In Bangladesh, following the success of genetically modified Bt brinjal (eggplant), the country is also researching Golden Rice, potatoes resistant to the devasting late blight disease and pest-resistant Bt cotton. Bt brinjal, which is the first GM crop developed by public sector scientists for farmers in South Asia, increased farmer income by $658 per hectare over the four years between 2014 and 2018. GM rice, potato, and cotton are expected to make an even higher and better impact on the population, but COVID-19 is now serving as a distraction against its approval.
“COVID-19 is having a grave impact in Bangladesh and soon we might have more positive cases than Italy. It has slowed down the whole system and our economy.

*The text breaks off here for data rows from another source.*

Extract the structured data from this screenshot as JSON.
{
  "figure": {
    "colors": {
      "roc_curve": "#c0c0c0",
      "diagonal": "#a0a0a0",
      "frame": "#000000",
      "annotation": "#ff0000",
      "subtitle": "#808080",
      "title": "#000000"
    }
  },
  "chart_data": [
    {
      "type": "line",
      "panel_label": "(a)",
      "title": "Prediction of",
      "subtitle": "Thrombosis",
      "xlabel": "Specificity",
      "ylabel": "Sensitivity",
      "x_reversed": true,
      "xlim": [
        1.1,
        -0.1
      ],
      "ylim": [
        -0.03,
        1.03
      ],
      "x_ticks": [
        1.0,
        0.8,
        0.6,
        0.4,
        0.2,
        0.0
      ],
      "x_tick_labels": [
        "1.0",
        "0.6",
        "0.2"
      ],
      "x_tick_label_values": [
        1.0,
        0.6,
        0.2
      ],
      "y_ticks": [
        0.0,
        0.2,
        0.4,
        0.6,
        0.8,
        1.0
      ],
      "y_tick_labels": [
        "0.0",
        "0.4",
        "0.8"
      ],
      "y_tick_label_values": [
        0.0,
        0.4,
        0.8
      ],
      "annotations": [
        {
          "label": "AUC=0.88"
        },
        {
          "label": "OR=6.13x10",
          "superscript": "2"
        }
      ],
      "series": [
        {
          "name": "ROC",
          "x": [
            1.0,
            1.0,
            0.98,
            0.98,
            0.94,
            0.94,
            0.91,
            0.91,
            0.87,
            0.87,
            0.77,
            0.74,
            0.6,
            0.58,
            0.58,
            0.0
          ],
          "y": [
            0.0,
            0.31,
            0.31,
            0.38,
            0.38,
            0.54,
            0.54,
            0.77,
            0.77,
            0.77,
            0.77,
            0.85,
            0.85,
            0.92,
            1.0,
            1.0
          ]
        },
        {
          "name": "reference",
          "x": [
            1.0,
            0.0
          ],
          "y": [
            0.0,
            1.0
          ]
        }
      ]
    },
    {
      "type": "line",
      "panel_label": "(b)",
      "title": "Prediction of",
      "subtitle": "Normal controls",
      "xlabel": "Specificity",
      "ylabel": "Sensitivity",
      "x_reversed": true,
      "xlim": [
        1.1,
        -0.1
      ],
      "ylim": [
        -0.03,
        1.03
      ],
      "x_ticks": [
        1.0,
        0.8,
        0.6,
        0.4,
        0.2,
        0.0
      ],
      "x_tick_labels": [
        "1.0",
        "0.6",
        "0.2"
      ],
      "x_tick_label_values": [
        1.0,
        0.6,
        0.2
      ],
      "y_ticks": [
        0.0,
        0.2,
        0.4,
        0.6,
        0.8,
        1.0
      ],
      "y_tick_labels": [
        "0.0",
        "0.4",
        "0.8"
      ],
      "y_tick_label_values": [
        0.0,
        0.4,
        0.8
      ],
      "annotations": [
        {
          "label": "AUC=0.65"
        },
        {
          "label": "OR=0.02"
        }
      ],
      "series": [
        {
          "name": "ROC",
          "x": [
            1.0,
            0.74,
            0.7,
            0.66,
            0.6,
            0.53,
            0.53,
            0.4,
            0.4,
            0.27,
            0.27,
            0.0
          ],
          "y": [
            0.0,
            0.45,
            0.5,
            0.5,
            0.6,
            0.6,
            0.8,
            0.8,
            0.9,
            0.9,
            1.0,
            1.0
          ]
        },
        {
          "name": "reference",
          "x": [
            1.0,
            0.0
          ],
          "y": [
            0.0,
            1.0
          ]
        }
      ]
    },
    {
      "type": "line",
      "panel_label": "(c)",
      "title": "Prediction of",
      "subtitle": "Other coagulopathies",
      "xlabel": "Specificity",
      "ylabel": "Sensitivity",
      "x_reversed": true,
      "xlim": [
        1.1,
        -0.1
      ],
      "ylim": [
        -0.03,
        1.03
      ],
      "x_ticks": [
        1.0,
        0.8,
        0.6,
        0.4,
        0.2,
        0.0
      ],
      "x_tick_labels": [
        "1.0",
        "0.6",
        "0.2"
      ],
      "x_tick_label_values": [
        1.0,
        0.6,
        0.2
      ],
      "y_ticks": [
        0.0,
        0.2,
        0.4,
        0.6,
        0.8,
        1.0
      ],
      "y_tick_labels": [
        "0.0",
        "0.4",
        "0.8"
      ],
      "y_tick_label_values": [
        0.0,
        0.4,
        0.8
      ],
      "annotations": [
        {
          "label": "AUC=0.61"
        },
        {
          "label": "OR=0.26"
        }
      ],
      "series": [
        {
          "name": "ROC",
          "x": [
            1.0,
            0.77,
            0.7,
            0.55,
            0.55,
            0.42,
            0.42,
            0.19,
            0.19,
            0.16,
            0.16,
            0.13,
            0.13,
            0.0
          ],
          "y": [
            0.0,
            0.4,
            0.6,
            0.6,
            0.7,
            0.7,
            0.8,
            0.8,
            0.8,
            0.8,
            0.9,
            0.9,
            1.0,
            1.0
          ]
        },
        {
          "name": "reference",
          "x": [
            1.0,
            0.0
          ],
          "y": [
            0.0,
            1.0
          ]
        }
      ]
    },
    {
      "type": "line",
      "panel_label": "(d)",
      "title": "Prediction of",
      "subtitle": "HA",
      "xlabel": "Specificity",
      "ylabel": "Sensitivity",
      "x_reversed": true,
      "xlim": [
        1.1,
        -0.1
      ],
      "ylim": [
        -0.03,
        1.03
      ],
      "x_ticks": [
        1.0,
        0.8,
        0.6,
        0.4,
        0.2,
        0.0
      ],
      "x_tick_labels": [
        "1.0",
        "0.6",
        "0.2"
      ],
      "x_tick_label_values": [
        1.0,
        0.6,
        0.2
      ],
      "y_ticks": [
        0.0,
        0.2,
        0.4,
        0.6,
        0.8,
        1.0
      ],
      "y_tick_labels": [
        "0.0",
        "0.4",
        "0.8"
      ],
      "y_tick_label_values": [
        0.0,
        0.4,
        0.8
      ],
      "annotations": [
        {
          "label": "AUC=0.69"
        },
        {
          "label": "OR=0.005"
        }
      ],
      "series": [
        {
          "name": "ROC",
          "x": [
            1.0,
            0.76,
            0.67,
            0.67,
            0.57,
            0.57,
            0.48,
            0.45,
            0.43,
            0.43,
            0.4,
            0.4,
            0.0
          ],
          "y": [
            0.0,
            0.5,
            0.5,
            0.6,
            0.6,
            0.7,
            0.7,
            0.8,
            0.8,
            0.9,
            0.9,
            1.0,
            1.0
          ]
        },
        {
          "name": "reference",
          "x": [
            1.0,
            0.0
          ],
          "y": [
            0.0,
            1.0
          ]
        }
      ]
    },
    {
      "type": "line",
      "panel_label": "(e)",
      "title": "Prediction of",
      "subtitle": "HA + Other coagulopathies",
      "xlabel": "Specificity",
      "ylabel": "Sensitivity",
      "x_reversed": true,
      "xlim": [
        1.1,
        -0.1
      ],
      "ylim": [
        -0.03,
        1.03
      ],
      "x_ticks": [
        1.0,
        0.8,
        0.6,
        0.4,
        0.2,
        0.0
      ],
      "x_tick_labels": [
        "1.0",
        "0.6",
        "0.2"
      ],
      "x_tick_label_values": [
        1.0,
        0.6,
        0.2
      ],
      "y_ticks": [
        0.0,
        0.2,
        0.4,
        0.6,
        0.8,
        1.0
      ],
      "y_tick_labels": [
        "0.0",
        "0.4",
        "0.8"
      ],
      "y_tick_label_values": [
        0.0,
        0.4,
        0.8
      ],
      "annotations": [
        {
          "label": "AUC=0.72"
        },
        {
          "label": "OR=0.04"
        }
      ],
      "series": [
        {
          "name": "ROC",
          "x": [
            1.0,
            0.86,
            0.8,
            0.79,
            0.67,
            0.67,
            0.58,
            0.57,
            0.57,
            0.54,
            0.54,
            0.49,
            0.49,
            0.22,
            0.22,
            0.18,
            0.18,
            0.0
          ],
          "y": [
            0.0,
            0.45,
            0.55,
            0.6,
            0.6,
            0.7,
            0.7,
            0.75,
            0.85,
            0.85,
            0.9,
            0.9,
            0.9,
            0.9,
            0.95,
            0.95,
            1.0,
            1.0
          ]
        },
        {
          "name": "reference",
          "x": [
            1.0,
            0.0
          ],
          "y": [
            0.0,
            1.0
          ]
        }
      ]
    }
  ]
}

So, the government has many burning priorities other than speeding up the process of research and development of Golden Rice and other biotech crops,” Arif Hossain, executive director of Farming Future Bangladesh, told Dirt to Dinner. “We hope that our research system will resume all its activities in full swing after this pandemic. But right at this moment, the government is giving priorities to production, mechanization, and market value chain, along with large scale subsidy programs for farmers and others engaged in agriculture.”
The opposite appears to be the case in some South American countries. Over the last few months, reports indicate that the transitional government in Bolivia has approved 5 GM crops, including sugar cane and cotton, as part of its efforts to boost agriculture during the pandemic. A pilot project for GM wheat is also being planned.
Since the outbreak of the pandemic in Mexico, a group of researchers at the Autonomous University of Nuevo León have begun work on using bioinformatics and computational genetic engineering to possibly produce a tomato that can deliver an edible COVID-19 vaccine. In the US, very little movement has been seen on the GM crop front since the pandemic broke. Europe continues to resist the technology, though the United Kingdom is considering its adoption as part of its break from the European Union.
The Bottom Line
The repercussions, while unique to each region, are vast and hard-hitting. The consequences of COVID-19 on slowing the approval process of GM efforts has a trickle-down effect that touches every link in the supply chain—from the investors to the manufacturers to the farmers, and ultimately the families. This risks widespread food and nutrition insecurity for developing countries – where food security is already on the balance.